MDCLXXXVIII

Année 1688


Chronique du Saint Empire

Abrégé de l'Histoire de l'Empire

Depuis longtemps on avait prévu que la trêve de Ratisbone serait bientôt rompue. Elle le fut cette année, et l'Électorat de Cologne en fournit l'occasion. L'Électeur Maximilien Henri ayant obtenu de son Chapitre, que le Cardinal de Furstenberg, Évêque de Strasbourg, lui serait donné pour Coadjuteur: dès lors quelques chanoines protestèrent contre cette élection, et le Pape Innocent XI qui avait des démêlés avec la France, refusa de reconnaître pour Coadjuteur un Prélat protégé par Louis XIV. Après la mort de l'Électeur Maximilien Henri, on se vit obligé de procéder à une nouvelle élection.

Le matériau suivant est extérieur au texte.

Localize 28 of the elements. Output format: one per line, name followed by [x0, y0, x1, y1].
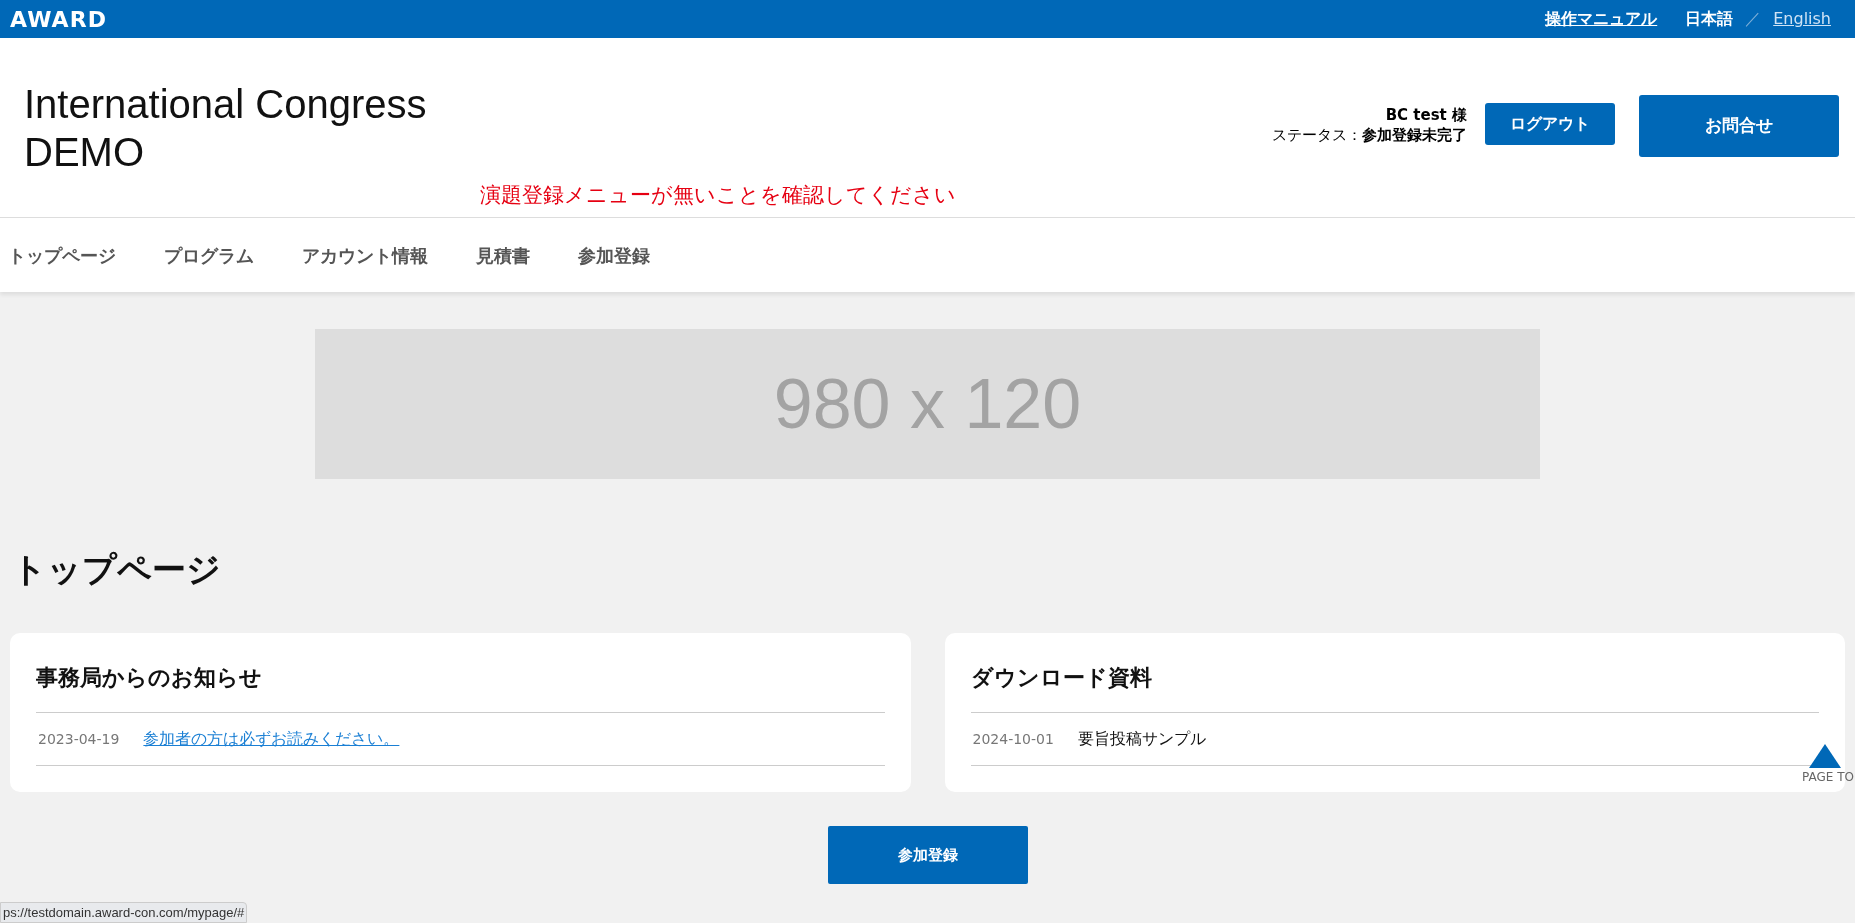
up-triangle-icon[interactable] — [1809, 744, 1841, 768]
separator: ／ — [1745, 8, 1762, 30]
register-button[interactable]: 参加登録 — [827, 826, 1028, 884]
status-text: ステータス：参加登録未完了 — [1272, 125, 1467, 145]
page-heading: トップページ — [11, 549, 222, 589]
page-top-label[interactable]: PAGE TO — [1802, 768, 1854, 786]
nav-item[interactable]: アカウント情報 — [278, 241, 452, 269]
nav-item[interactable]: 見積書 — [452, 241, 554, 269]
nav-item[interactable]: トップページ — [0, 241, 140, 269]
logo: AWARD — [10, 5, 108, 34]
manual-link[interactable]: 操作マニュアル — [1545, 7, 1658, 31]
item-date: 2024-10-01 — [972, 729, 1054, 749]
user-name: BC test 様 — [1385, 105, 1467, 125]
status-url: ps://testdomain.award-con.com/mypage/# — [0, 901, 248, 923]
banner-text: 980 x 120 — [773, 363, 1082, 445]
notice-link[interactable]: 参加者の方は必ずお読みください。 — [143, 727, 400, 751]
nav-item[interactable]: 参加登録 — [554, 241, 674, 269]
contact-button[interactable]: お問合せ — [1639, 95, 1839, 157]
site-title: International Congress DEMO — [24, 81, 428, 176]
nav-item[interactable]: プログラム — [140, 241, 278, 269]
card-title: 事務局からのお知らせ — [36, 661, 885, 713]
item-date: 2023-04-19 — [38, 729, 120, 749]
language-link[interactable]: 日本語 — [1685, 7, 1734, 31]
document-title: 要旨投稿サンプル — [1077, 728, 1206, 750]
notice-text: 演題登録メニューが無いことを確認してください — [480, 182, 956, 209]
card-title: ダウンロード資料 — [970, 661, 1819, 713]
logout-button[interactable]: ログアウト — [1485, 103, 1615, 145]
language-link[interactable]: English — [1773, 7, 1831, 31]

Les deux candidats sur lesquels le choix du Chapitre semblait devoir tomber, étaient le Prince Clément de Bavière, Évêque de Ratisbone, et le Cardinal de Furstenberg, Évêque de Strasbourg. Ni l'un ni l'autre ne pouvaient être élu, parce que tous les deux possédaient déjà des Évêchés. Il ne restait donc que la voie de la postulation, pour laquelle le droit canonique exige les deux tiers des suffrages de tout le chapitre. On savait bien que jamais le Prince de Bavière ne pourrait gagner la supériorité sur le Cardinal de Furstenberg; mais le Pape charmé de pouvoir se venger de la France, y pourvut en accordant au Pince de Bavière un bref d'éligibilité. L'élection se fit. De vingt quatre voix le Cardinal de Furstenberg en eut quinze, et le Prince de Bavière neuf. Il en manquait donc trois au Cardinal pour être légitimement postulé, et les neuf voix du Prince de Bavière devenu éligible, lui donnèrent une supériorité décisive sur son concurrent; l'Empereur et les Princes d'Allemagne ne dissimulèrent pas assez la part qu'ils prenaient à cet événement, qui servit de prétexte à la guerre que la France leur déclara.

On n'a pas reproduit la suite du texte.